This blog post is following on my previous posts using community tools to improve your data model. Previously we used Tabular Editor: here and here. Now let’s define what RI (referential integrity) violations are? This is how it is described in the official documentation:
The blank virtual rows are effectively Unknown Members. Unknown members represent referential integrity violations where the “many” side value has no corresponding “one” side value. Ideally these blanks should not exist, and they can be eliminated by cleansing or repairing the source data.
https://docs.microsoft.com/en-us/power-bi/transform-model/desktop-relationships-understand#regular-relationships
There are two types of violations:
Type 1 – Fact table missing key value
One reason for referential integrity problems if you miss the id from the fact table.
Type 2 – Dimension missing key value
The other reason for referential integrity problems if you miss the id from the dimension table.
Result:
In both cases a blank row will appear in a visual, aggregating all the rows that cannot be matched to any of the dimension values.
Why this can be a problem?
In terms of performance for simple and small models this won`t really influence performance. But in large, complex, or direct query data models can cause problems.
It is the most obvious in DQ. If you have referential integrity violations than the joins in the query PBI generates will need to be outer join instead of inner join. Therefore, there is an option in relationships to assume referential integrity because that have substantial performance effect.
Even if you are in import mode these issues can have an effect on your performance, although less obvious.
DAX Studio – Data model metrics:
You can use DAX Studio to uncover RI violations.
How to solve Referential Integrity violations?
The reason we separated the violations into two types is that the solution for these is different.
Type 1 – Fact table missing key value
- First always check if the data is valid if the missing value is acceptable.

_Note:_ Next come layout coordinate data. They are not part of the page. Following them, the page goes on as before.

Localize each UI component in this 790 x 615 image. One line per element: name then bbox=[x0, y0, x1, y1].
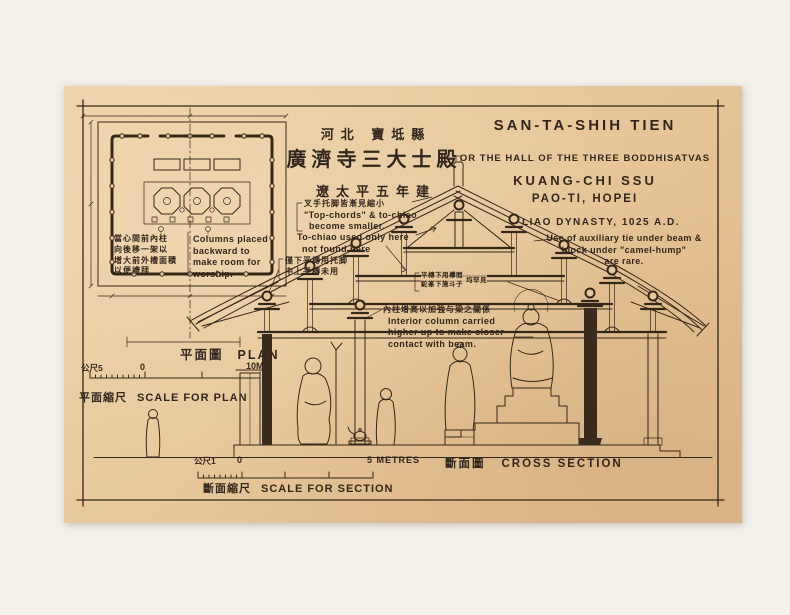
plan-note-en-3: make room for bbox=[193, 257, 268, 269]
plan-scale-max: 10M. bbox=[246, 361, 266, 371]
note-auxiliary-tie: Use of auxiliary tie under beam & block … bbox=[536, 233, 712, 268]
plan-scale-zero: 0 bbox=[140, 362, 145, 372]
note-interior-column: 內柱增高以加強与梁之關係 Interior column carried hig… bbox=[383, 305, 504, 351]
plan-scale-bar bbox=[90, 372, 260, 378]
front-wall-section bbox=[236, 370, 266, 445]
title-en-sub: OR THE HALL OF THE THREE BODDHISATVAS bbox=[455, 153, 715, 164]
note-tochiao-cn2: 中上平槫未用 bbox=[285, 267, 348, 278]
note-top-chords-cn: 叉手托脚皆漸見縮小 bbox=[304, 199, 417, 210]
plan-scale-metric-label: 公尺5 bbox=[81, 362, 103, 374]
kettle-on-stand bbox=[348, 427, 371, 444]
attendant-statue bbox=[376, 389, 395, 446]
note-panjian: 平槫下用襻間 駝峯下施斗子 均罕見 bbox=[421, 272, 487, 290]
note-interior-column-en3: contact with beam. bbox=[383, 339, 504, 351]
plan-note-en-1: Columns placed bbox=[193, 234, 268, 246]
note-interior-column-en1: Interior column carried bbox=[383, 316, 504, 328]
plan-label-cn: 平面圖 bbox=[180, 348, 224, 362]
plan-note-en-2: backward to bbox=[193, 246, 268, 258]
scale-figure bbox=[146, 410, 160, 458]
note-tochiao: To-chiao used only here not found here bbox=[297, 232, 409, 255]
title-en-dynasty: LIAO DYNASTY, 1025 A.D. bbox=[471, 217, 731, 228]
section-scale-caption-en: SCALE FOR SECTION bbox=[261, 483, 394, 495]
plan-note-cn-1: 當心間前內柱 bbox=[114, 234, 177, 245]
section-label-cn: 斷面圖 bbox=[445, 458, 486, 470]
note-interior-column-cn: 內柱增高以加強与梁之關係 bbox=[383, 305, 504, 316]
ground-and-floor bbox=[94, 423, 712, 458]
note-tochiao-en1: To-chiao used only here bbox=[297, 232, 409, 244]
standing-bodhisattva bbox=[445, 343, 475, 446]
note-top-chords-en1: "Top-chords" & to-chiao bbox=[304, 210, 417, 222]
note-top-chords: 叉手托脚皆漸見縮小 "Top-chords" & to-chiao become… bbox=[304, 199, 417, 233]
note-panjian-cn3: 均罕見 bbox=[466, 277, 487, 290]
note-tochiao-cn1: 僅下平槫用托脚 bbox=[285, 256, 348, 267]
title-en-place: PAO-TI, HOPEI bbox=[455, 193, 715, 205]
section-scale-caption: 斷面縮尺SCALE FOR SECTION bbox=[203, 480, 394, 496]
title-cn-region: 河北 寶坻縣 bbox=[296, 124, 456, 143]
title-cn-hall: 廣濟寺三大士殿 bbox=[274, 143, 474, 172]
note-panjian-cn1: 平槫下用襻間 bbox=[421, 272, 463, 281]
left-interior-column bbox=[355, 320, 365, 445]
right-eave-column bbox=[648, 334, 658, 445]
section-scale-metric-label: 公尺1 bbox=[194, 455, 216, 467]
plan-note-cn: 當心間前內柱 向後移一架以 增大前外槽面積 以便禮拜 bbox=[114, 234, 177, 277]
plan-note-cn-4: 以便禮拜 bbox=[114, 266, 177, 277]
plan-note-cn-3: 增大前外槽面積 bbox=[114, 256, 177, 267]
section-scale-bar bbox=[198, 472, 373, 478]
plan-note-en: Columns placed backward to make room for… bbox=[193, 234, 268, 281]
plan-note-en-4: worship. bbox=[193, 269, 268, 281]
note-panjian-cn2: 駝峯下施斗子 bbox=[421, 281, 463, 290]
note-auxiliary-tie-en2: block under "camel-hump" bbox=[536, 245, 712, 257]
plan-scale-caption-cn: 平面縮尺 bbox=[79, 392, 127, 404]
section-scale-max: 5 METRES bbox=[367, 455, 420, 465]
note-tochiao-en2: not found here bbox=[297, 244, 409, 256]
plan-label-en: PLAN bbox=[238, 348, 280, 362]
section-scale-caption-cn: 斷面縮尺 bbox=[203, 483, 251, 495]
note-interior-column-en2: higher up to make closer bbox=[383, 327, 504, 339]
note-tochiao-cn: 僅下平槫用托脚 中上平槫未用 bbox=[285, 256, 348, 278]
section-label-en: CROSS SECTION bbox=[502, 458, 623, 470]
note-auxiliary-tie-en1: Use of auxiliary tie under beam & bbox=[536, 233, 712, 245]
title-en-main: SAN-TA-SHIH TIEN bbox=[445, 117, 725, 134]
section-scale-zero: 0 bbox=[237, 455, 242, 465]
drawing-sheet: 河北 寶坻縣 廣濟寺三大士殿 遼太平五年建 SAN-TA-SHIH TIEN O… bbox=[64, 86, 742, 523]
plan-scale-caption: 平面縮尺SCALE FOR PLAN bbox=[79, 389, 248, 405]
plan-note-cn-2: 向後移一架以 bbox=[114, 245, 177, 256]
plan-scale-caption-en: SCALE FOR PLAN bbox=[137, 392, 248, 404]
screenshot-root: 河北 寶坻縣 廣濟寺三大士殿 遼太平五年建 SAN-TA-SHIH TIEN O… bbox=[0, 0, 790, 615]
section-label: 斷面圖CROSS SECTION bbox=[445, 455, 623, 471]
note-auxiliary-tie-en3: are rare. bbox=[536, 256, 712, 268]
interior-column-cut bbox=[584, 308, 597, 438]
guardian-statue bbox=[297, 342, 342, 444]
title-cn-dynasty: 遼太平五年建 bbox=[296, 181, 456, 200]
title-en-temple: KUANG-CHI SSU bbox=[455, 173, 715, 188]
plan-altar bbox=[144, 159, 250, 237]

If not fix at the source.
- If missing values is valid, create an empty/undefined row in your dimension and map your missing fact rows to that.
Type 2 – Dimension missing key value
If you have values in your fact table that are absent in your dimension table than it most likely means that there is an issue with the logic you prepared your data or the data source itself.
There can be few explanations why you have this:
- data value in the fact table was entered incorrectly and that id never existed
- id got deleted and there was not foreign key constraint on the tables
- only active ids were loaded in
So, the solution is to correct the data preparation to make sure all the ids are added to the dimension tables or invalid facts are removed or corrected.
There is an excellent blog post by Phil Seamark about this:
Resources:
- Dax Studio: https://daxstudio.org/
- Model Relationships Documentation: https://docs.microsoft.com/en-us/power-bi/transform-model/desktop-relationships-understand
Summary
If your data is perfect, as it usually is ?, you do need to care about this. But if you are among those unlucky few who must work imperfect data than this can mean the difference between usable and unusable performance.